The single risk of most concern to private sector organisations, according to the Institute’s survey, are worries about volatility in the financial markets, where more than two thirds (69%) of respondents to a question about their most pressing concerns ranked this aspect highest.
Liz Sandwith, Chief Professional Practice Advisor at the Institute, says that in many organisations, Brexit wasn’t on internal audit’s radar. She said:
“Internal audit teams will already have had their annual audit plans in place, and they may not have seen a reason to incorporate Brexit into them, given the general feeling before the referendum that a Remain vote would prevail. Indeed, three in five of the organisations didn’t make any Brexit contingency plans before the vote.”
“The number of internal auditors currently providing assurance is below my expectations, given that boards should be seeking assurance on the different dimensions of risk facing their organisations, such as exchange rate volatility. But it is encouraging that nearly half (48%) of respondents are giving advice on such risk exposures. Activity levels will be higher where organisations use a risk-based approach to internal auditing, deploying internal audit resources flexibly to agreed areas of greatest risk at any one time, rather than carrying out audits on a cyclical basis.”
Dr Ian Peters, Chief Executive of the Chartered Institute of Internal Auditors said:
“Internal auditors have a key role to play in supporting organisations to design and implement strategies to navigate Brexit risks. What the post-Brexit environment will look like is still very unclear: but as companies form their projects and plans, internal auditors will need to develop a concrete audit response to give boards the assurance they need.”

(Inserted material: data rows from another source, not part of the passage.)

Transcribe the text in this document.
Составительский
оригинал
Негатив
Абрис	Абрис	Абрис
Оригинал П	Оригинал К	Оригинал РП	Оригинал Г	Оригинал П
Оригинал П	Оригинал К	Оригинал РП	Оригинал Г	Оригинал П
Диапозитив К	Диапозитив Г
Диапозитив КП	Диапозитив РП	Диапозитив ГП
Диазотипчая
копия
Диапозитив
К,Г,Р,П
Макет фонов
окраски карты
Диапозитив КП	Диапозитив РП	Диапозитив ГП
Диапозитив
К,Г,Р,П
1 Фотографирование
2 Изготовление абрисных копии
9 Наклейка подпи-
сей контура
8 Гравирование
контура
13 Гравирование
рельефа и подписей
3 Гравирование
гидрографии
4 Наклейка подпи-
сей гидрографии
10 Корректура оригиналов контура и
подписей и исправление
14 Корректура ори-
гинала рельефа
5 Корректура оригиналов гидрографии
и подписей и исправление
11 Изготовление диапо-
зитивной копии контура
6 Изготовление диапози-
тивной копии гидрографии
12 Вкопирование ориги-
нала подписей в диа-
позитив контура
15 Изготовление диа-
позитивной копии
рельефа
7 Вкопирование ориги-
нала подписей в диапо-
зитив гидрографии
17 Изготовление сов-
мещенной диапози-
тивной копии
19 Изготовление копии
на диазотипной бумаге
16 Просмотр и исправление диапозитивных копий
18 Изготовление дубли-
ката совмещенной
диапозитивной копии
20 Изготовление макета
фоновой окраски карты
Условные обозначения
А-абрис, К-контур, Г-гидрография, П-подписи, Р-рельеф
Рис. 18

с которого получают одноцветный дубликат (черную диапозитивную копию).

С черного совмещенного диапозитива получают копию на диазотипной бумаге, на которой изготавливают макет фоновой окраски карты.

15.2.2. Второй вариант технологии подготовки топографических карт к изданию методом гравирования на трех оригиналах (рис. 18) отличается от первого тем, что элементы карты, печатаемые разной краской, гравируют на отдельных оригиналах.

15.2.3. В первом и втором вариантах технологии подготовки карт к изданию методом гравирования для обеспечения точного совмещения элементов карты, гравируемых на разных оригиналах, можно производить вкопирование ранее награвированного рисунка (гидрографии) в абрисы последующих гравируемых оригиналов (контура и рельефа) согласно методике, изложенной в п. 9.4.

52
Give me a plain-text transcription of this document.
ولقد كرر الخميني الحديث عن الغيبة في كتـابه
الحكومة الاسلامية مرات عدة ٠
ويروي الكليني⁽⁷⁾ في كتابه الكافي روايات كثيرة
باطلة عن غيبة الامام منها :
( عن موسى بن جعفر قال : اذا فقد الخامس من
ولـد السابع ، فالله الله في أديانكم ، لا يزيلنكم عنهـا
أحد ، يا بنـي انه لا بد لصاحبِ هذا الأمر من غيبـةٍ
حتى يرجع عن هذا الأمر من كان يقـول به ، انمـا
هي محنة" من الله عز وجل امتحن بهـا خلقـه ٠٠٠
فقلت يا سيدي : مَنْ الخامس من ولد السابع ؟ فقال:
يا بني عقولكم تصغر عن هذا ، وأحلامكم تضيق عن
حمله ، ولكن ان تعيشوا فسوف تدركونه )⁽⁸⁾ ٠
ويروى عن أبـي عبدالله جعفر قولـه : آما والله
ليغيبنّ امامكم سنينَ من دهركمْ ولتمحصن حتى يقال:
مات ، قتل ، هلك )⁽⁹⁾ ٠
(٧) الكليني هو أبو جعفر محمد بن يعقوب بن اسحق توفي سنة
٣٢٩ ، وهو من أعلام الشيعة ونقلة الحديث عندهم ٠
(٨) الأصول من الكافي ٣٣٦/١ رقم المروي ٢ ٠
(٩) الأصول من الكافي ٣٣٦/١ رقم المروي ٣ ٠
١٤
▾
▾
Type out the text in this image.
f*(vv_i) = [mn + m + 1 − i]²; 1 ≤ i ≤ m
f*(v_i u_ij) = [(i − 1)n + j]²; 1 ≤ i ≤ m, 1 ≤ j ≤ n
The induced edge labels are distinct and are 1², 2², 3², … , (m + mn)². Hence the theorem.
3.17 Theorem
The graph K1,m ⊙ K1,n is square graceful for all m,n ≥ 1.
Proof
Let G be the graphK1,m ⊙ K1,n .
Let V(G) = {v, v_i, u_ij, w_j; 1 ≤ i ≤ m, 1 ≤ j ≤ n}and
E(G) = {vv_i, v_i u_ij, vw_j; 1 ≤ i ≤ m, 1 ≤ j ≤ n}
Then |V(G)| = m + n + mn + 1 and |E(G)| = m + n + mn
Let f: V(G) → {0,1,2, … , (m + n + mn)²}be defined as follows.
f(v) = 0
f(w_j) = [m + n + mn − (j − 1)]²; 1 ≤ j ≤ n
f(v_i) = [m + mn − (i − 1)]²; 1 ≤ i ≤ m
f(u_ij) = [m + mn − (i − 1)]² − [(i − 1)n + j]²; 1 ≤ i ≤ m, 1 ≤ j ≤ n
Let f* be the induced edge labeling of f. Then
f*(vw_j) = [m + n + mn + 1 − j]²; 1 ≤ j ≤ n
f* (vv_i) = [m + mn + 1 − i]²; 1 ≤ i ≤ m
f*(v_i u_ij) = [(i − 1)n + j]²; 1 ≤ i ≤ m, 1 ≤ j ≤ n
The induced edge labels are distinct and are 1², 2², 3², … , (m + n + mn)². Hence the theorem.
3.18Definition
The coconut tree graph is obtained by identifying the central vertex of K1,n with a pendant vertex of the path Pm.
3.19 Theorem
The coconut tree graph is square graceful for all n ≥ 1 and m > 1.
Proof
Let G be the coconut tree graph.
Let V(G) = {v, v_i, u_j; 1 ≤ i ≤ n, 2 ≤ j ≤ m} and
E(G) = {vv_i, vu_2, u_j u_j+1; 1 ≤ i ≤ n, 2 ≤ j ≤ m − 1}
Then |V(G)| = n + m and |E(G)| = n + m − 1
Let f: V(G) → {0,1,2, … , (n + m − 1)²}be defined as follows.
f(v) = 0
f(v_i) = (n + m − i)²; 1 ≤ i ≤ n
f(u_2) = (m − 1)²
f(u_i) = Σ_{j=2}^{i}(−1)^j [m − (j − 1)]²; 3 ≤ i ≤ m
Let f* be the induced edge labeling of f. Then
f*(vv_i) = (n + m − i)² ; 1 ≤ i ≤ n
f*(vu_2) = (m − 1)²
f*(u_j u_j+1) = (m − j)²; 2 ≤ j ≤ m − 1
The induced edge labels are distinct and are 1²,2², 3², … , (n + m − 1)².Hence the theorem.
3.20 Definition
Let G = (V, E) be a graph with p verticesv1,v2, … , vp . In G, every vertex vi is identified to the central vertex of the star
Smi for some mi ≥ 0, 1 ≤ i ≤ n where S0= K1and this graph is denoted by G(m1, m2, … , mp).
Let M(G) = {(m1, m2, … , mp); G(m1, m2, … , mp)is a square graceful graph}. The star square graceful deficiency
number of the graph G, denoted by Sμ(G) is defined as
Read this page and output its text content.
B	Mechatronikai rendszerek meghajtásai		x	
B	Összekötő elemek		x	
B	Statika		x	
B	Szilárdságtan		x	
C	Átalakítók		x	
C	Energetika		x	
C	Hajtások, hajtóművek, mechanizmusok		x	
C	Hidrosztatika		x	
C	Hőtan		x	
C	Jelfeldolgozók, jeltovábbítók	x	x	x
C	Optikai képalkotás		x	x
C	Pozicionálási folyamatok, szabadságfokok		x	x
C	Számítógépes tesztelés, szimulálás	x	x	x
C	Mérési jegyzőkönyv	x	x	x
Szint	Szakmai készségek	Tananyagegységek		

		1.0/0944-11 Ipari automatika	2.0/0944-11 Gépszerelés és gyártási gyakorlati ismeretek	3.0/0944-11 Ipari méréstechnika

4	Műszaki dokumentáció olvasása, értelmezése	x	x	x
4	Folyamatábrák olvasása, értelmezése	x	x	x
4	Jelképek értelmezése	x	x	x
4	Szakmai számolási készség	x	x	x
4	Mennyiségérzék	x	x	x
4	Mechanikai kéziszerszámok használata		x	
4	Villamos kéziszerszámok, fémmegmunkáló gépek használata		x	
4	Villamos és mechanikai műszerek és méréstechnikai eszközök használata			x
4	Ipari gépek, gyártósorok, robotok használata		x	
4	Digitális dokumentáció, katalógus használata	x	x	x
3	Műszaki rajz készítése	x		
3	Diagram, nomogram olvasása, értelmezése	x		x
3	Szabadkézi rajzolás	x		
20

Online survey conducted in July 2016, after the Brexit Vote results announced. 220 responses from heads of internal audit in organisations across all sectors (including 17 responses from the Republic of Ireland).
It is a sign of the progress and development of the internal audit profession that nearly half of respondents to our survey appear to be involved in the early stages of the planning of Brexit strategies, providing advice to senior teams on the management of Brexit-related risks - even if fewer are yet being asked to provide assurance on plans.
The IIA has been leading the profession of internal auditing since 1948 and became the Chartered Institute of Internal Auditors on 1st October, 2010. It is the only body focused exclusively on internal auditing. Its International Standards and Code of Ethics bind a global community of over 180,000 internal auditors in 170 countries and over 8,700 members in the UK and Ireland.
Internal Auditors help protect the organisations they work for by assessing whether all significant risks are properly identified, controlled and reported to the board, usually via the audit committee; and by challenging executive management to improve the effectiveness of governance, risk management and internal controls.